Abouleila: A woman should wear hijab only when she wants to wear it; it should not be forced on girls!
Writing, Feminism and Islam
Abouleila: There’s power involved in clothing – hijab or other kinds of clothing. There are so many unspoken rules and there’s power in it. You have to find a balance line because you are sincere and you don’t have to be proud about what you are doing in your worship. If you say you are a person of faith, then this is the path you have to follow. When I’m in Sudan, I feel I’m a feminist because of the campaigns that I feel strongly about. In Europe, I feel alienated to it because of the society I came from. I’m not oppressed to participate, but I feel strongly about injustice.
Alkali: For over 30 years, I have been running away from labels because I never knew what feminism was all about. That prompted me to write about feminism in my Ph.D. When I learnt about radical feminism, I distanced myself from it. I don’t want to be a feminist because I don’t want to be a man. Man is brain and woman is heart and the two work together and complement each other.

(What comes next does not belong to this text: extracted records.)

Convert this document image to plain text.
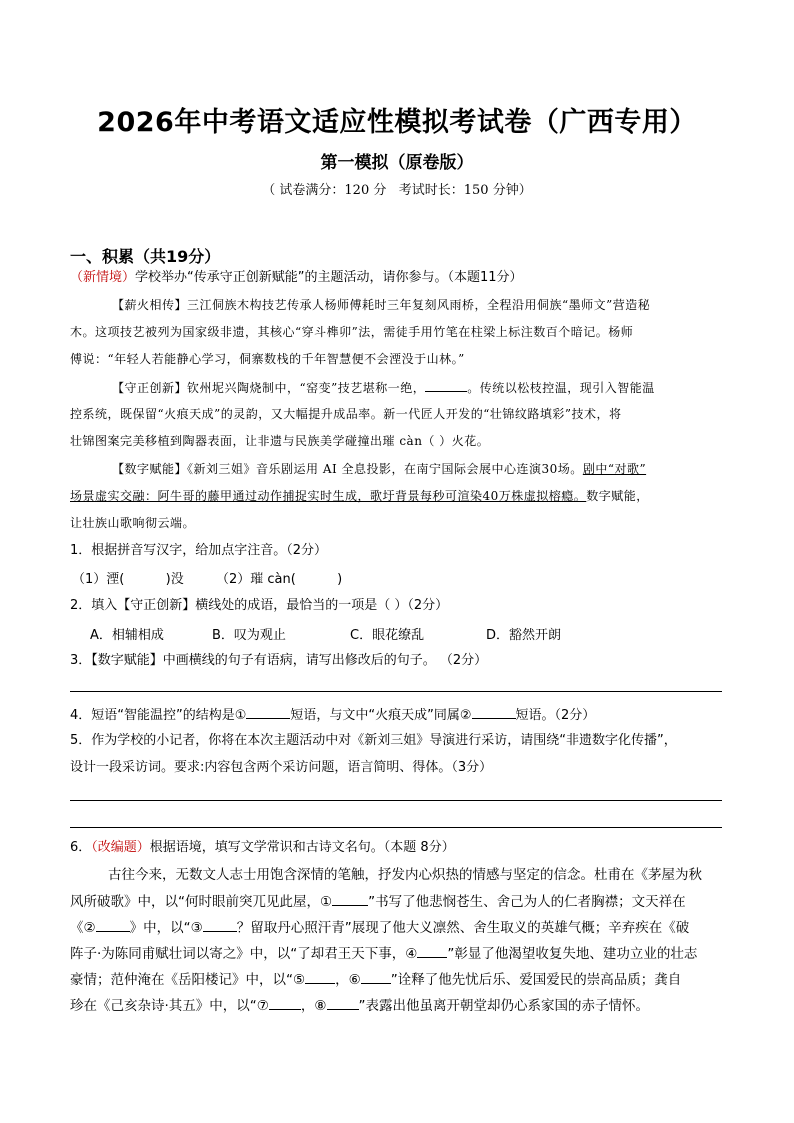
2026年中考语文适应性模拟考试卷（广西专用）
第一模拟（原卷版）
（ 试卷满分：120 分   考试时长：150 分钟）
一、积累（共19分）
（新情境）学校举办“传承守正创新赋能”的主题活动，请你参与。（本题11分）
【薪火相传】三江侗族木构技艺传承人杨师傅耗时三年复刻风雨桥，全程沿用侗族“墨师文”营造秘
木。这项技艺被列为国家级非遗，其核心“穿斗榫卯”法，需徒手用竹笔在柱梁上标注数百个暗记。杨师
傅说：“年轻人若能静心学习，侗寨数栈的千年智慧便不会湮没于山林。”
【守正创新】钦州坭兴陶烧制中，“窑变”技艺堪称一绝，	。传统以松枝控温，现引入智能温
控系统，既保留“火痕天成”的灵韵，又大幅提升成品率。新一代匠人开发的“壮锦纹路填彩”技术，将
壮锦图案完美移植到陶器表面，让非遗与民族美学碰撞出璀 càn（ ）火花。
【数字赋能】《新刘三姐》音乐剧运用 AI 全息投影，在南宁国际会展中心连演30场。剧中“对歌”
场景虚实交融：阿牛哥的藤甲通过动作捕捉实时生成，歌圩背景每秒可渲染40万株虚拟榕瘾。数字赋能，
让壮族山歌响彻云端。
1．根据拼音写汉字，给加点字注音。（2分）
（1）湮(          )没 （2）璀 càn(          )
2．填入【守正创新】横线处的成语，最恰当的一项是（ ）（2分）
A．相辅相成	B．叹为观止	C．眼花缭乱	D．豁然开朗
3．【数字赋能】中画横线的句子有语病，请写出修改后的句子。 （2分）
4．短语“智能温控”的结构是①	短语，与文中“火痕天成”同属②	短语。（2分）
5．作为学校的小记者，你将在本次主题活动中对《新刘三姐》导演进行采访，请围绕“非遗数字化传播”，
设计一段采访词。要求:内容包含两个采访问题，语言简明、得体。（3分）
6．（改编题）根据语境，填写文学常识和古诗文名句。（本题 8分）
古往今来，无数文人志士用饱含深情的笔触，抒发内心炽热的情感与坚定的信念。杜甫在《茅屋为秋
风所破歌》中，以“何时眼前突兀见此屋，①	”书写了他悲悯苍生、舍己为人的仁者胸襟；文天祥在
《②	》中，以“③	？留取丹心照汗青”展现了他大义凛然、舍生取义的英雄气概；辛弃疾在《破
阵子·为陈同甫赋壮词以寄之》中，以“了却君王天下事，④ ”彰显了他渴望收复失地、建功立业的壮志
豪情；范仲淹在《岳阳楼记》中，以“⑤ ，⑥ ”诠释了他先忧后乐、爱国爱民的崇高品质；龚自
珍在《己亥杂诗·其五》中，以“⑦ ，⑧ ”表露出他虽离开朝堂却仍心系家国的赤子情怀。
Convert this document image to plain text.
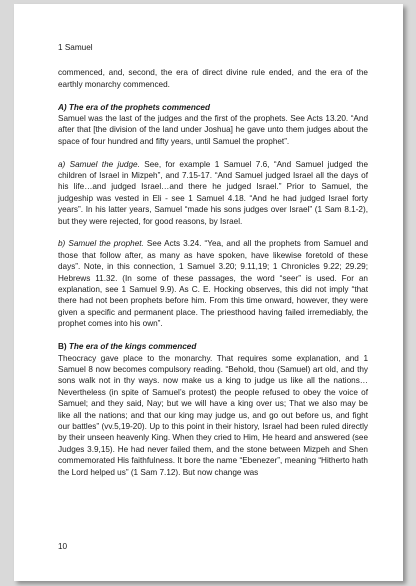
1 Samuel

commenced, and, second, the era of direct divine rule ended, and the era of the earthly monarchy commenced.

A) The era of the prophets commenced

Samuel was the last of the judges and the first of the prophets. See Acts 13.20. “And after that [the division of the land under Joshua] he gave unto them judges about the space of four hundred and fifty years, until Samuel the prophet”.

a) Samuel the judge. See, for example 1 Samuel 7.6, “And Samuel judged the children of Israel in Mizpeh”, and 7.15-17. “And Samuel judged Israel all the days of his life…and judged Israel…and there he judged Israel.” Prior to Samuel, the judgeship was vested in Eli - see 1 Samuel 4.18. “And he had judged Israel forty years”. In his latter years, Samuel “made his sons judges over Israel” (1 Sam 8.1-2), but they were rejected, for good reasons, by Israel.

b) Samuel the prophet. See Acts 3.24. “Yea, and all the prophets from Samuel and those that follow after, as many as have spoken, have likewise foretold of these days”. Note, in this connection, 1 Samuel 3.20; 9.11,19; 1 Chronicles 9.22; 29.29; Hebrews 11.32. (In some of these passages, the word “seer” is used. For an explanation, see 1 Samuel 9.9). As C. E. Hocking observes, this did not imply “that there had not been prophets before him. From this time onward, however, they were given a specific and permanent place. The priesthood having failed irremediably, the prophet comes into his own”.

B) The era of the kings commenced

Theocracy gave place to the monarchy. That requires some explanation, and 1 Samuel 8 now becomes compulsory reading. “Behold, thou (Samuel) art old, and thy sons walk not in thy ways. now make us a king to judge us like all the nations…Nevertheless (in spite of Samuel’s protest) the people refused to obey the voice of Samuel; and they said, Nay; but we will have a king over us; That we also may be like all the nations; and that our king may judge us, and go out before us, and fight our battles” (vv.5,19-20). Up to this point in their history, Israel had been ruled directly by their unseen heavenly King. When they cried to Him, He heard and answered (see Judges 3.9,15). He had never failed them, and the stone between Mizpeh and Shen commemorated His faithfulness. It bore the name “Ebenezer”, meaning “Hitherto hath the Lord helped us” (1 Sam 7.12). But now change was

10
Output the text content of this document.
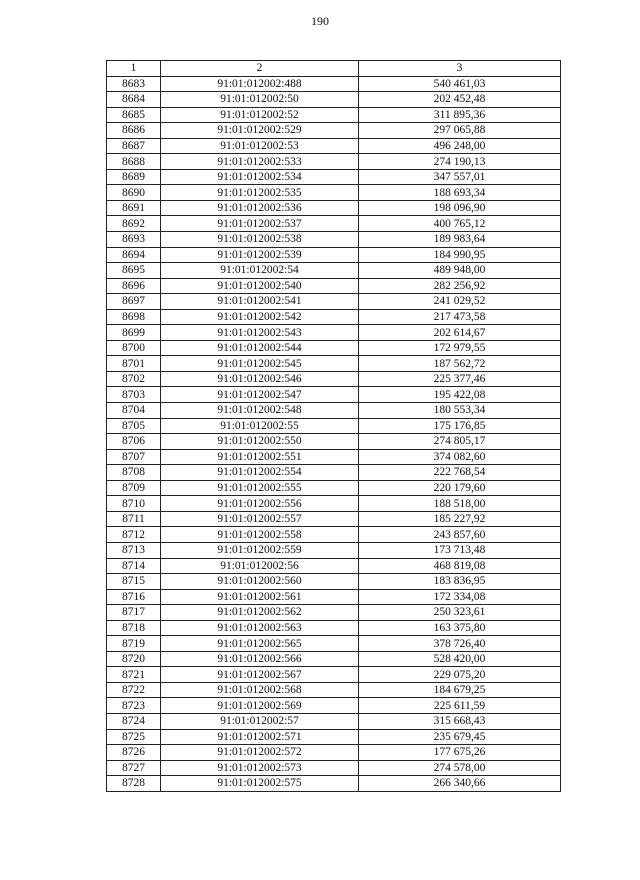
190
1	2	3
8683	91:01:012002:488	540 461,03
8684	91:01:012002:50	202 452,48
8685	91:01:012002:52	311 895,36
8686	91:01:012002:529	297 065,88
8687	91:01:012002:53	496 248,00
8688	91:01:012002:533	274 190,13
8689	91:01:012002:534	347 557,01
8690	91:01:012002:535	188 693,34
8691	91:01:012002:536	198 096,90
8692	91:01:012002:537	400 765,12
8693	91:01:012002:538	189 983,64
8694	91:01:012002:539	184 990,95
8695	91:01:012002:54	489 948,00
8696	91:01:012002:540	282 256,92
8697	91:01:012002:541	241 029,52
8698	91:01:012002:542	217 473,58
8699	91:01:012002:543	202 614,67
8700	91:01:012002:544	172 979,55
8701	91:01:012002:545	187 562,72
8702	91:01:012002:546	225 377,46
8703	91:01:012002:547	195 422,08
8704	91:01:012002:548	180 553,34
8705	91:01:012002:55	175 176,85
8706	91:01:012002:550	274 805,17
8707	91:01:012002:551	374 082,60
8708	91:01:012002:554	222 768,54
8709	91:01:012002:555	220 179,60
8710	91:01:012002:556	188 518,00
8711	91:01:012002:557	185 227,92
8712	91:01:012002:558	243 857,60
8713	91:01:012002:559	173 713,48
8714	91:01:012002:56	468 819,08
8715	91:01:012002:560	183 836,95
8716	91:01:012002:561	172 334,08
8717	91:01:012002:562	250 323,61
8718	91:01:012002:563	163 375,80
8719	91:01:012002:565	378 726,40
8720	91:01:012002:566	528 420,00
8721	91:01:012002:567	229 075,20
8722	91:01:012002:568	184 679,25
8723	91:01:012002:569	225 611,59
8724	91:01:012002:57	315 668,43
8725	91:01:012002:571	235 679,45
8726	91:01:012002:572	177 675,26
8727	91:01:012002:573	274 578,00
8728	91:01:012002:575	266 340,66
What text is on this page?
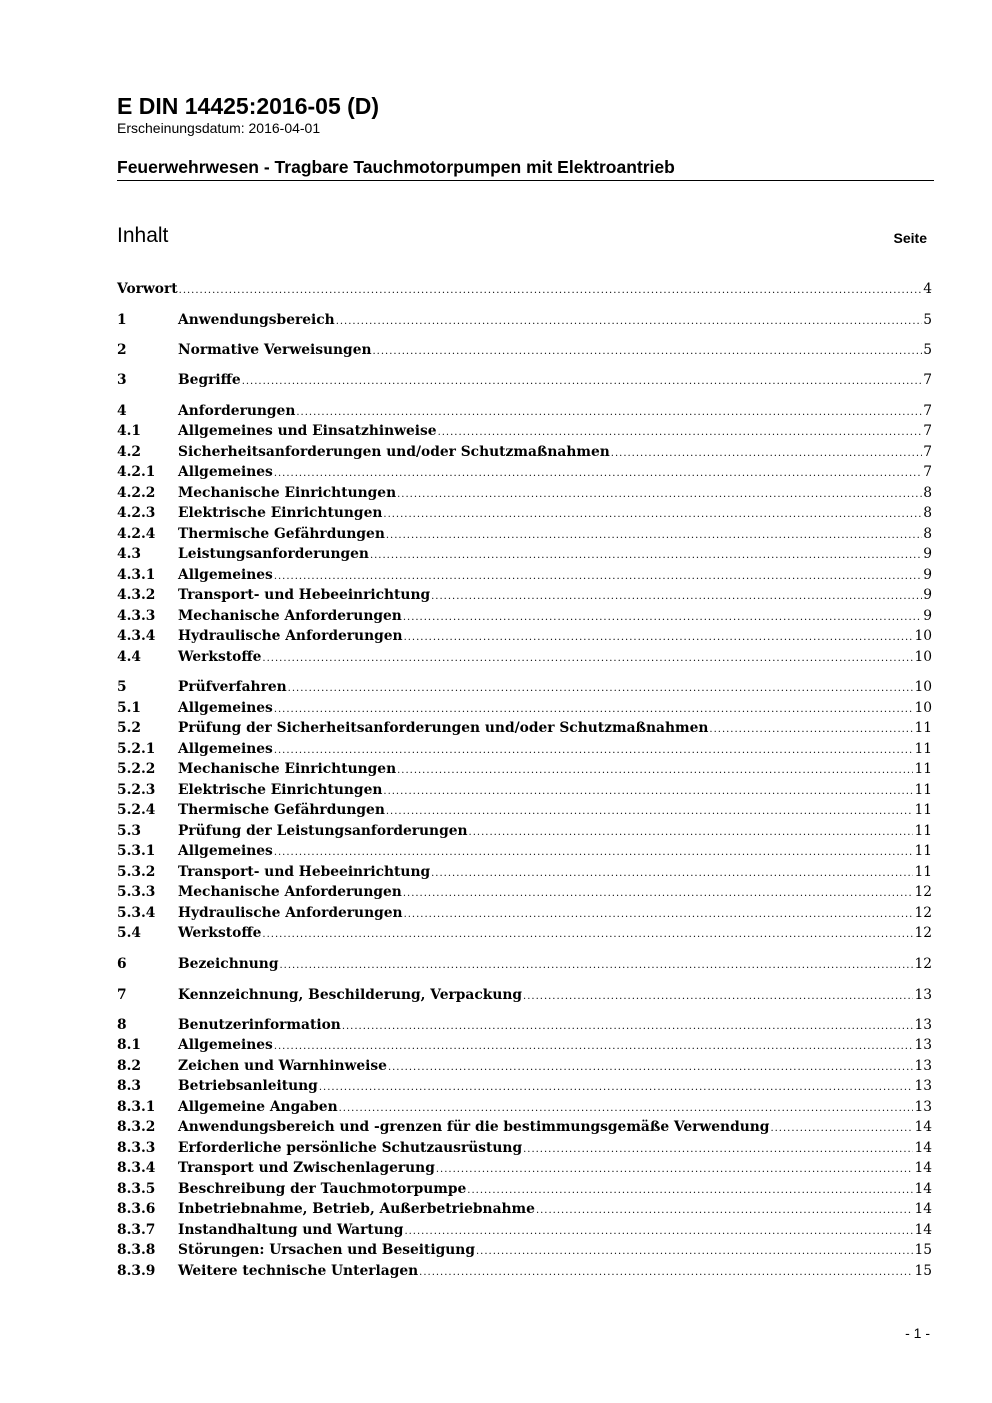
E DIN 14425:2016-05 (D)
Erscheinungsdatum: 2016-04-01
Feuerwehrwesen - Tragbare Tauchmotorpumpen mit Elektroantrieb
Inhalt	Seite
Vorwort .....	4
1	Anwendungsbereich .....	5
2	Normative Verweisungen .....	5
3	Begriffe .....	7
4	Anforderungen .....	7
4.1	Allgemeines und Einsatzhinweise .....	7
4.2	Sicherheitsanforderungen und/oder Schutzmaßnahmen .....	7
4.2.1	Allgemeines .....	7
4.2.2	Mechanische Einrichtungen .....	8
4.2.3	Elektrische Einrichtungen .....	8
4.2.4	Thermische Gefährdungen .....	8
4.3	Leistungsanforderungen .....	9
4.3.1	Allgemeines .....	9
4.3.2	Transport- und Hebeeinrichtung .....	9
4.3.3	Mechanische Anforderungen .....	9
4.3.4	Hydraulische Anforderungen .....	10
4.4	Werkstoffe .....	10
5	Prüfverfahren .....	10
5.1	Allgemeines .....	10
5.2	Prüfung der Sicherheitsanforderungen und/oder Schutzmaßnahmen .....	11
5.2.1	Allgemeines .....	11
5.2.2	Mechanische Einrichtungen .....	11
5.2.3	Elektrische Einrichtungen .....	11
5.2.4	Thermische Gefährdungen .....	11
5.3	Prüfung der Leistungsanforderungen .....	11
5.3.1	Allgemeines .....	11
5.3.2	Transport- und Hebeeinrichtung .....	11
5.3.3	Mechanische Anforderungen .....	12
5.3.4	Hydraulische Anforderungen .....	12
5.4	Werkstoffe .....	12
6	Bezeichnung .....	12
7	Kennzeichnung, Beschilderung, Verpackung .....	13
8	Benutzerinformation .....	13
8.1	Allgemeines .....	13
8.2	Zeichen und Warnhinweise .....	13
8.3	Betriebsanleitung .....	13
8.3.1	Allgemeine Angaben .....	13
8.3.2	Anwendungsbereich und -grenzen für die bestimmungsgemäße Verwendung .....	14
8.3.3	Erforderliche persönliche Schutzausrüstung .....	14
8.3.4	Transport und Zwischenlagerung .....	14
8.3.5	Beschreibung der Tauchmotorpumpe .....	14
8.3.6	Inbetriebnahme, Betrieb, Außerbetriebnahme .....	14
8.3.7	Instandhaltung und Wartung .....	14
8.3.8	Störungen: Ursachen und Beseitigung .....	15
8.3.9	Weitere technische Unterlagen .....	15
- 1 -
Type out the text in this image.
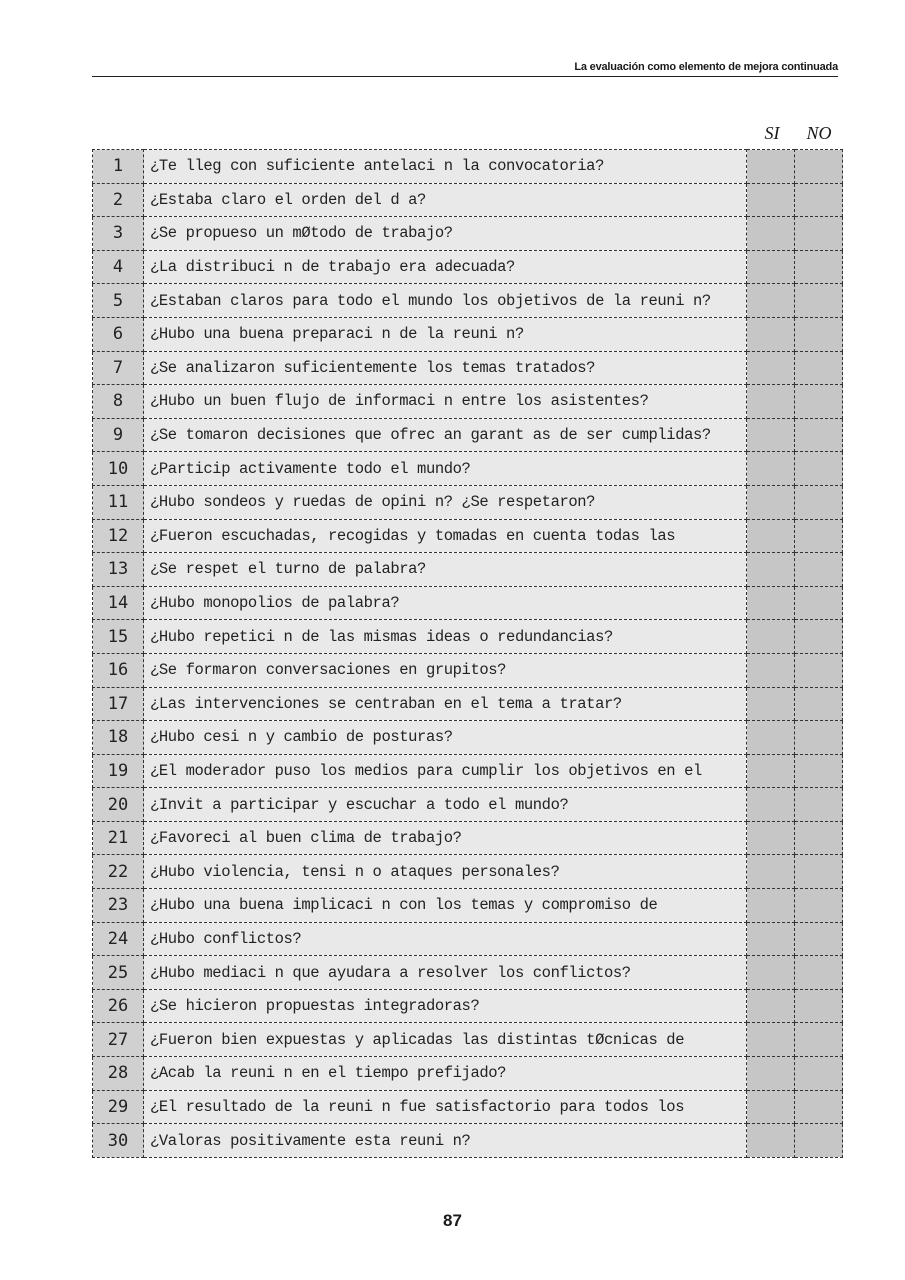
La evaluación como elemento de mejora continuada
SI	NO
1	¿Te lleg con suficiente antelaci n la convocatoria?		
2	¿Estaba claro el orden del d a?		
3	¿Se propueso un mØtodo de trabajo?		
4	¿La distribuci n de trabajo era adecuada?		
5	¿Estaban claros para todo el mundo los objetivos de la reuni n?		
6	¿Hubo una buena preparaci n de la reuni n?		
7	¿Se analizaron suficientemente los temas tratados?		
8	¿Hubo un buen flujo de informaci n entre los asistentes?		
9	¿Se tomaron decisiones que ofrec an garant as de ser cumplidas?		
10	¿Particip activamente todo el mundo?		
11	¿Hubo sondeos y ruedas de opini n? ¿Se respetaron?		
12	¿Fueron escuchadas, recogidas y tomadas en cuenta todas las		
13	¿Se respet el turno de palabra?		
14	¿Hubo monopolios de palabra?		
15	¿Hubo repetici n de las mismas ideas o redundancias?		
16	¿Se formaron conversaciones en grupitos?		
17	¿Las intervenciones se centraban en el tema a tratar?		
18	¿Hubo cesi n y cambio de posturas?		
19	¿El moderador puso los medios para cumplir los objetivos en el		
20	¿Invit a participar y escuchar a todo el mundo?		
21	¿Favoreci al buen clima de trabajo?		
22	¿Hubo violencia, tensi n o ataques personales?		
23	¿Hubo una buena implicaci n con los temas y compromiso de		
24	¿Hubo conflictos?		
25	¿Hubo mediaci n que ayudara a resolver los conflictos?		
26	¿Se hicieron propuestas integradoras?		
27	¿Fueron bien expuestas y aplicadas las distintas tØcnicas de		
28	¿Acab la reuni n en el tiempo prefijado?		
29	¿El resultado de la reuni n fue satisfactorio para todos los		
30	¿Valoras positivamente esta reuni n?		
87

Yes, conflicts in feminism are real. It was first about empowering women educationally, economically, politically and psychologically and it was why Arab men supported it for their women. But now, feminists now want a right to their own bodies after the main goals of feminism had been achieved. Other things cropped in like lesbianism, having a child without a father, etc. I can’t imagine myself doing or supporting these. When the women started demanding these ridiculous rights, that was when men started withdrawing support for them.
Many a time I’m accused of running away from certain issues because I’m afraid. There are many subversive issues you avoid as a Muslim or you run into trouble. There are issues that cut across religions. Many Muslim women would like to touch on polygamy, but they can’t. So, there are certain challenges that cut across Christian and Muslim religions and society and they spring from patriarchy and not religion.